Fair enough, but I hope I’ve shown in my long comment (5.20pm above) that most of your anger (and so most of the resulting words in your piece) was based on a misreading and/or misunderstanding of the scope and message of my article. Given you haven’t replied to those points specifically, I’m assuming so anyway.

Lynne Miles // Posted 5 March 2008 at 4:13 pm

Laura – have you seen this follow up by Unity at LC?

Holly Combe // Posted 5 March 2008 at 6:55 pm

I would say that a woman’s rights *do* trump those of the foetus, as it is growing inside *her* body. Obviously, that gap closes gradually as the pregnancy develops and I’d say that’s another good reason for abortion on demand (i.e women need need to be able to stop any already unwanted pregnancies from spiralling ever further out of control and into more ethically fraught territory). Ultimately, I think there is always a gap (however small) right up until birth. I would therefore say that the rights of the foetus (as a factor that has played no part in gender relations past and present) should not cloud the part that relations between the sexes have to play in this debate.

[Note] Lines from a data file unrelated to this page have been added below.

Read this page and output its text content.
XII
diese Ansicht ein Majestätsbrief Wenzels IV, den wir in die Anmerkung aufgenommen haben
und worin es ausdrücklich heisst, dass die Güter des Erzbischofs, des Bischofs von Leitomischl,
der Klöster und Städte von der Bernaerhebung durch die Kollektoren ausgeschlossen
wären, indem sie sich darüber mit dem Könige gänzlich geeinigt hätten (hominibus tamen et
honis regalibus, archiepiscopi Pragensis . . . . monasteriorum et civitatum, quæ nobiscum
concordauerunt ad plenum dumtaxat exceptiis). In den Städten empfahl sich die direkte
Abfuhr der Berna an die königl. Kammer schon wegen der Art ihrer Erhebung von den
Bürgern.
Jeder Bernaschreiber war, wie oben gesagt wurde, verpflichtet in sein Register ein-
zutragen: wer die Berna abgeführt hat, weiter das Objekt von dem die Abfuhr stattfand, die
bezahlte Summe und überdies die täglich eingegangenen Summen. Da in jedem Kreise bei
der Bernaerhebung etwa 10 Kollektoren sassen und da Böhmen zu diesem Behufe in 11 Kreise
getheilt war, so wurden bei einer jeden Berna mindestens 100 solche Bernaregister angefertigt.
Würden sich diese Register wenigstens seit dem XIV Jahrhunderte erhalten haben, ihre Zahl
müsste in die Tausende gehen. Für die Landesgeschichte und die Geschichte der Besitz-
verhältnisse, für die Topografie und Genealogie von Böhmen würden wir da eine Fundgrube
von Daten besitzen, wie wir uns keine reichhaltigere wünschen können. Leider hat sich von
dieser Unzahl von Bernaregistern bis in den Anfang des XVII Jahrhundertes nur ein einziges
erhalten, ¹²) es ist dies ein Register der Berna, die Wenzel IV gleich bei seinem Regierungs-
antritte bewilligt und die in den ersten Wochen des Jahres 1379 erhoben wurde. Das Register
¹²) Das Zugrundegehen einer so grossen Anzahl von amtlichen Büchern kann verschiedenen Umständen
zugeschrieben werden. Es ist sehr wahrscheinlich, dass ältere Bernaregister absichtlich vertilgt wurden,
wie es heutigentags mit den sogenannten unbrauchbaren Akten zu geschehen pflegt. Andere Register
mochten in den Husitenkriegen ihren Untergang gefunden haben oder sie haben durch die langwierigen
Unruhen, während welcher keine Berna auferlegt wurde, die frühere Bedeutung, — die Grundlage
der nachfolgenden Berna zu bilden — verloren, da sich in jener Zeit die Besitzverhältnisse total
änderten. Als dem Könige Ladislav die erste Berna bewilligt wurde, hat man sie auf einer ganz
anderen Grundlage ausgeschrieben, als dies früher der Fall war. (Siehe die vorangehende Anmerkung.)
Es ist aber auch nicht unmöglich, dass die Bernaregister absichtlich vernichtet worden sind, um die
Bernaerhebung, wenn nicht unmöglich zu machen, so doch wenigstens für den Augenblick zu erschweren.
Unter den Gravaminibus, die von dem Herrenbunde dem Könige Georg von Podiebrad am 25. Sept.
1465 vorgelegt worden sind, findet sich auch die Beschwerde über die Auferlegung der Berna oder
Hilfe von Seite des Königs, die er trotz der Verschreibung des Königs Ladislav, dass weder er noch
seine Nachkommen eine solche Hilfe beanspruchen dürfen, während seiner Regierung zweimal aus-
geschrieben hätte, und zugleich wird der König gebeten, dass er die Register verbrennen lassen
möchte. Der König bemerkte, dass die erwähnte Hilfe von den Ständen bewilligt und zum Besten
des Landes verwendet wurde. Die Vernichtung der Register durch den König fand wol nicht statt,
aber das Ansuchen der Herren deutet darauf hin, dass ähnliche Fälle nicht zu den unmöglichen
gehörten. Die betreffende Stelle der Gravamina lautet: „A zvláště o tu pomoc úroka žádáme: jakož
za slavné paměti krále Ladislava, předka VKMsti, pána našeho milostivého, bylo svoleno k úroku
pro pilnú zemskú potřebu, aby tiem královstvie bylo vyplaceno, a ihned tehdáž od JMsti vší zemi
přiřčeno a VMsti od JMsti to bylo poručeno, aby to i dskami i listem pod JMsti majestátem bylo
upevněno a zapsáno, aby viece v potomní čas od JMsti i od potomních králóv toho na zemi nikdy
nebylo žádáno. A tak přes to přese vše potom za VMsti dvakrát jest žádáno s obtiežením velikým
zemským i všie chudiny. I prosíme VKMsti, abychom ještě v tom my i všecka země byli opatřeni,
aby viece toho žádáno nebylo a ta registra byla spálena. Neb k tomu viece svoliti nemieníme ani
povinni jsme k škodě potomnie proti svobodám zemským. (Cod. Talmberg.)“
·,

If “patriarchal control” is defined purely by whether men’s control of women’s wombs is the law then Unity’s point about context (in the latest post about this issue on Liberal Conspiracy) seems reasonable. However, if it can be defined more socially, it seems obvious that such control continues to be a problem in the UK. Despite the fact that a pregnancy generally only ever develops in a woman’s body, there are still some men who use patriarchal ideals in order to berate some women into carrying pregnancies to full term against their wishes. For example, isn’t it true that some men still experience feelings of ownership or entitlement to a foetus (i.e “don’t kill my baby”)? Does the notion of carrying on the family name no longer hold any sway whatsoever? There are still plenty of socially approved ways available to a man if he wants to emotionally blackmail a woman into not having an abortion and, even socially unacceptable methods of coercion (such as the threat of violence in a situation where there is already domestic abuse) are all too common.

Sure, it wouldn’t be fair to say that only women get to debate abortion (though I don’t think that’s what Laura was saying) and, yes, I do agree that we all indeed lose if “the foundations of liberal society are eroded.” However, the fact still remains that Donald S does not have to live with the day to day burden of possessing a womb and that means he will never ever potentially experience the double threat to his autonomy of being pregnant against his will and then being made or expected to go through with it. That means abortion rights, on balance, have less direct consequences for him than they do for many women. That doesn’t in any way negate his right to comment but, IMO, it does suggest women’s concerns should be at the forefront of this particular debate.